There is no way to use a list of prefixes as a dst-address of a single route.
The usual approach is to use a dynamic routing protocol such as OSPF or BGP.
Another approach might be to use mangle rules (which can match on dst-address-list) to assign routing-mark values, and have just a default route for each routing-mark value, but it is just moving the problem somewhere else - instead of N routes via the same gateway, you will have a single route but N items in the address-list. With dynamic routing protocols, you’ll still have N routes but you won’t have to configure them manually.
Routes are selected by netmask so the granularity is by increasing powers of 2, however it is possible to use routing marks and lookups in alternate routing tables in specific scenarios.
Unless you are using EoIP or BCP to create layer2 (ethernet) VPN connections broadcasts are irrelevent, they will not be transmitted over layer3 (IP) VPN connections.
So I can basically setup OSPF and the router will learn which IPs are on which interfaces and I can simply restrict access from one section to another with a firewall rule as I currently do (maybe using interface lists instead of bridges)?
tdw, I use OVPN connections, set for ethernet, and the connection gets attached to a bridge on both the local and remote side. Hence my assumption that they use broadcasting to get things done.
No. As you have a layer 2 network using OpenVPN TAP then it is a single broadcast domain and the usual IP-over-ethernet mechanisms apply, e.g. ARP to discover the MAC address associated with a particular IP address.
You could do something hacky with bridge filters to block broadcast/multicast as required, but it is something else to maintain / get wrong. Unless you particularly need ethernet access, e.g. proprietary non-IP protocols or discovery tools which only work within a local network / broadcast domain, it would be better to reorganise using IP VPNs.

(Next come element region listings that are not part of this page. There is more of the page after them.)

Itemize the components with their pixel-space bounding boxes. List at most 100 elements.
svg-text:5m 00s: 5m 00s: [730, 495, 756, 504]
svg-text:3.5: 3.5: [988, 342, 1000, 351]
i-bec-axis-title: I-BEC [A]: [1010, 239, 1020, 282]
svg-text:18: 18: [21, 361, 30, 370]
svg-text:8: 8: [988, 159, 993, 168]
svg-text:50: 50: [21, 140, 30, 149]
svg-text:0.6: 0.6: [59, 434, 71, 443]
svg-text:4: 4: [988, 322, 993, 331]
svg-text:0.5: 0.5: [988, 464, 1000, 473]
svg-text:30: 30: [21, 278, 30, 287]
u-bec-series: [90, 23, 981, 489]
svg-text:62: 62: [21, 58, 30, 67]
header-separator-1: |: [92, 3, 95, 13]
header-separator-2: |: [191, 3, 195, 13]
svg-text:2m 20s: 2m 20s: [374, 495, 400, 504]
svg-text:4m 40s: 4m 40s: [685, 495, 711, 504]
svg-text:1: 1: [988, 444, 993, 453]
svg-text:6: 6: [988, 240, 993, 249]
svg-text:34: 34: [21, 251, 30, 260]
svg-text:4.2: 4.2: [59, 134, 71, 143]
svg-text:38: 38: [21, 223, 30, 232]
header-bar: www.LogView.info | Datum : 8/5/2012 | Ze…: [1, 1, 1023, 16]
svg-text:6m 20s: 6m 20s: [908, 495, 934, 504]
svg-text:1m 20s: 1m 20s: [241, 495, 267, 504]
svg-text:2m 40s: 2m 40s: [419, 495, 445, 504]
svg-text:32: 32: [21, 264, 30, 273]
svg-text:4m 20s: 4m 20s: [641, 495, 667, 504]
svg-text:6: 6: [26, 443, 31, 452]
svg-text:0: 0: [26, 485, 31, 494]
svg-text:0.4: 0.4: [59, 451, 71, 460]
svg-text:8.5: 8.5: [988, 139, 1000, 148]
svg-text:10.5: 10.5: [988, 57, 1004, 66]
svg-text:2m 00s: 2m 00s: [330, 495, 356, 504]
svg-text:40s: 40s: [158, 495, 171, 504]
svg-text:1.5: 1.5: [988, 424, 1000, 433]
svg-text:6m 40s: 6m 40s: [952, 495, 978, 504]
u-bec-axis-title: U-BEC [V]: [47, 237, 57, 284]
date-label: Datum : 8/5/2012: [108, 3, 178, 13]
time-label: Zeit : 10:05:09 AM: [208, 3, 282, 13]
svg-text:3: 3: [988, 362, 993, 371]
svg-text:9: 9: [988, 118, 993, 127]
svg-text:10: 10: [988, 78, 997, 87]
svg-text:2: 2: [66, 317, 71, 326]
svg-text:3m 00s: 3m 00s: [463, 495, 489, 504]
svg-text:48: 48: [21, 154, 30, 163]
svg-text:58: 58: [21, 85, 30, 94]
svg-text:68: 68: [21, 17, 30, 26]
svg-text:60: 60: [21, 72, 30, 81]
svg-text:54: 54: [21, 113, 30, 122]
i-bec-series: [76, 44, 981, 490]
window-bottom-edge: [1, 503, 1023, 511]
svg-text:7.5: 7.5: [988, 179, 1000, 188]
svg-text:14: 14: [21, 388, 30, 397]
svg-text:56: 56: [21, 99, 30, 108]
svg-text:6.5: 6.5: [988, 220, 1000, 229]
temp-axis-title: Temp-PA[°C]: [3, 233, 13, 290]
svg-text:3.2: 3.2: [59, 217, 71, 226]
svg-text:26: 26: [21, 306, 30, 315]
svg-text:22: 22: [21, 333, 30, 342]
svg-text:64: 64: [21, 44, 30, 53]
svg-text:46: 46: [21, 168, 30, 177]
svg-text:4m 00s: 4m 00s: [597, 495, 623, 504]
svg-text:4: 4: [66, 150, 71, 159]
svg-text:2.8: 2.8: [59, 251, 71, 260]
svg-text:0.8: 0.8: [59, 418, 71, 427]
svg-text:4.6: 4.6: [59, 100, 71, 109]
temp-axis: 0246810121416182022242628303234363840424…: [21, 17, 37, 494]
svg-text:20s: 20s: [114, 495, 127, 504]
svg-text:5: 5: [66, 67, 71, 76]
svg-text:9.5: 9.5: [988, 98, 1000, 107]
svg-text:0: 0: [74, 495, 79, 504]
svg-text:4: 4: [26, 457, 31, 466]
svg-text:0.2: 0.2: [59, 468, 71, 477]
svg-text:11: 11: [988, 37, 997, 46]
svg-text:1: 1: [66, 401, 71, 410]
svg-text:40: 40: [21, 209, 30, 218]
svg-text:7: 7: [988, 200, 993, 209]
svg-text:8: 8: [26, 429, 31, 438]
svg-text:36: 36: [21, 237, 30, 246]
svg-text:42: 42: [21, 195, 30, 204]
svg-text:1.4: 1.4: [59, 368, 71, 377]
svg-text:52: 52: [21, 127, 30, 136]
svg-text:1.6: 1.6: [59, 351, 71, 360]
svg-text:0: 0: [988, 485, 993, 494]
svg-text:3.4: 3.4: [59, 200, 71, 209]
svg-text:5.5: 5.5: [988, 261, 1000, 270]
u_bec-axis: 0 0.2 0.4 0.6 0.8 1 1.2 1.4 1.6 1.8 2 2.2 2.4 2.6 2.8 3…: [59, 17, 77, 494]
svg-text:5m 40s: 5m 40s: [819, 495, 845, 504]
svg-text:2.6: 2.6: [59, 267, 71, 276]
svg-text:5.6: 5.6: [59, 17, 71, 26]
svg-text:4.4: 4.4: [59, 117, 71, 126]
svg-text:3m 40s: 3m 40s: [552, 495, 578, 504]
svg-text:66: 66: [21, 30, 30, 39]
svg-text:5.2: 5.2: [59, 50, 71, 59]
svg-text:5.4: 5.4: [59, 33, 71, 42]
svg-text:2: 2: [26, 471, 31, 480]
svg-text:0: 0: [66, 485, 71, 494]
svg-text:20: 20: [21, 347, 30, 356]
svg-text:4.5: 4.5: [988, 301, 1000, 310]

Plain IPsec can be challenging if you haven’t deployed it before as you do not get interfaces for the tunnelled traffic - some people use IPsec encapsulated GRE tunnels, or you can use L2TP/IPsec which is reasonably straightforward to set up. There are also the less efficient SSTP and OpenVPN TUN protocols which both can suffer from TCP-in-TCP meltdown.
The PPP-like protocols can have routes attached to the PPP secrets for the connection so are inserted into the routing table when the VPN client connects, both the PPP-like protocols and IP tunnels can be used with OSPF.